The National Network of Incarcerated and Formerly Incarcerated Women and Girls (National Network) reissue their call for the immediate closure of Don Dale Youth Prison and the immediate safe release of children from the facility, amid the latest protest by children in the prison this week.

The conditions inside Don Dale are horrific. The situation is critical, and Don Dale is dangerous. ‘Children are speaking up in the only way they know how. They are putting their bodies, lives, and liberty on the line to speak out about the abuse they are suffering inside. We have a duty of care, and as adults it’s our job to protect our children. They belong in our community, not in cages,’ said National Network founding member, Tabitha Lean.

Lawyer, John Lawrence who was among a group of Close Don Dale Now campaign members reported the children stated they are being mistreated, that they were being subjected to rolling lock downs – a practice our members know intimately as oppressive, isolating, and terrible for one’s mental health and general wellbeing. ‘Children’s outward behaviour is their way of expressing themselves. It is a way of speaking to us. The children on the roof of the disgusting Don Dale children’s prison, which was supposed to bull dozed down years ago are crying out for our help. Will we listen to them or just attack them and drag them back to their cages?’ asked founding member, Debbie Kilroy.

Don Dale is not a purpose-built juvenile facility. It is the former Berrimah adult prison which was built in the 1970s and never intended for children. It was condemned in 2014 and deemed “only fit for a bulldozer” by the CEO of Correctional Services. Yet, it continues to cage children. The National Network stand in solidarity with the Close Don Dale Now campaign and demand that Don Dale is closed and that no other juvenile prison be built in its place. Rather we want to see an investment in children and families in the Northern
Territory.

Our solidarity and hearts are with the children and parents of Don Dale. We will keep fighting for the abolition of children’s cages.

We are fighting for liberation – four our children and their future.
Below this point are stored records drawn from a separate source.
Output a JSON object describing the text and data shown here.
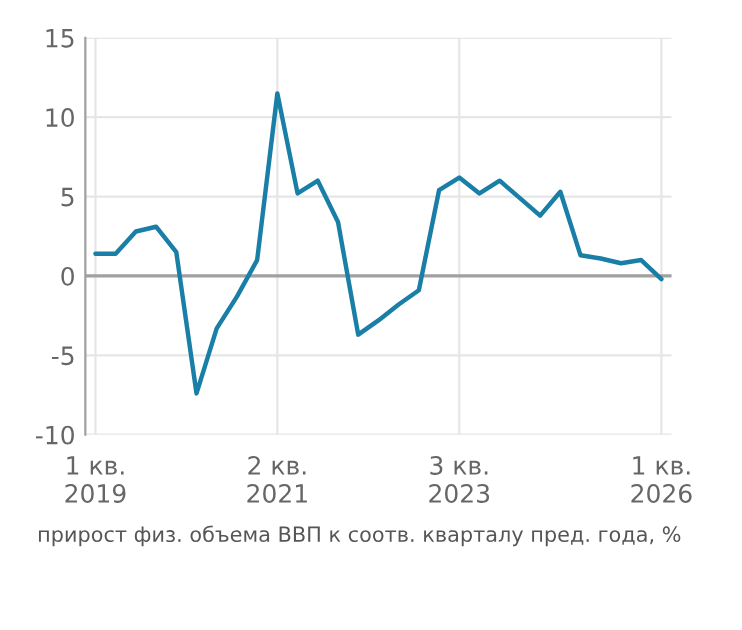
{
  "chart_data": {
    "type": "line",
    "categories": [
      "1 кв.\n2019",
      null,
      null,
      null,
      null,
      null,
      null,
      null,
      null,
      "2 кв.\n2021",
      null,
      null,
      null,
      null,
      null,
      null,
      null,
      null,
      "3 кв.\n2023",
      null,
      null,
      null,
      null,
      null,
      null,
      null,
      null,
      null,
      "1 кв.\n2026"
    ],
    "series": [
      {
        "color": "#1a7fa6",
        "values": [
          1.4,
          1.4,
          2.8,
          3.1,
          1.5,
          -7.4,
          -3.3,
          -1.3,
          1.0,
          11.5,
          5.2,
          6.0,
          3.4,
          -3.7,
          -2.8,
          -1.8,
          -0.9,
          5.4,
          6.2,
          5.2,
          6.0,
          4.9,
          3.8,
          5.3,
          1.3,
          1.1,
          0.8,
          1.0,
          -0.2
        ]
      }
    ],
    "ylim": [
      -10,
      15
    ],
    "yticks": [
      -10,
      -5,
      0,
      5,
      10,
      15
    ],
    "ref_lines": [
      {
        "axis": "y",
        "value": 0,
        "color": "#a0a0a0"
      }
    ],
    "grid": true,
    "legend": false,
    "marker": "none",
    "line_style": "solid",
    "annotations": [
      "прирост физ. объема ВВП к соотв. кварталу пред. года, %"
    ]
  }
}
For comment, please contact Debbie Kilroy on 0419 762 474 or Tabitha Lean on 0499 780
226.

About the National Network of Incarcerated & Formerly Incarcerated Women and Girls The National Network of Incarcerated and Formerly Incarcerated Women and Girls (National Network) represents women, girls, feminine identifying and non-binary people who are
currently in prison, who have been to prison, those who are currently living within the confines of the criminal injustice system and those who have exited the system.  Our membership is drawn from all-over so-called Australia.

Our Network in Australia was founded in 2020 by Debbie Kilroy of Sisters Inside and remains an abolitionist organisation committed to ending the incarceration of women and girls. Collectively we argue that prison will never be a safe place for women or girls, and in fact they are spaces and places that deepen poverty, increase trauma and cause further social and economic harm. Prisons, in our opinion, do not result in an increase in public or community safety.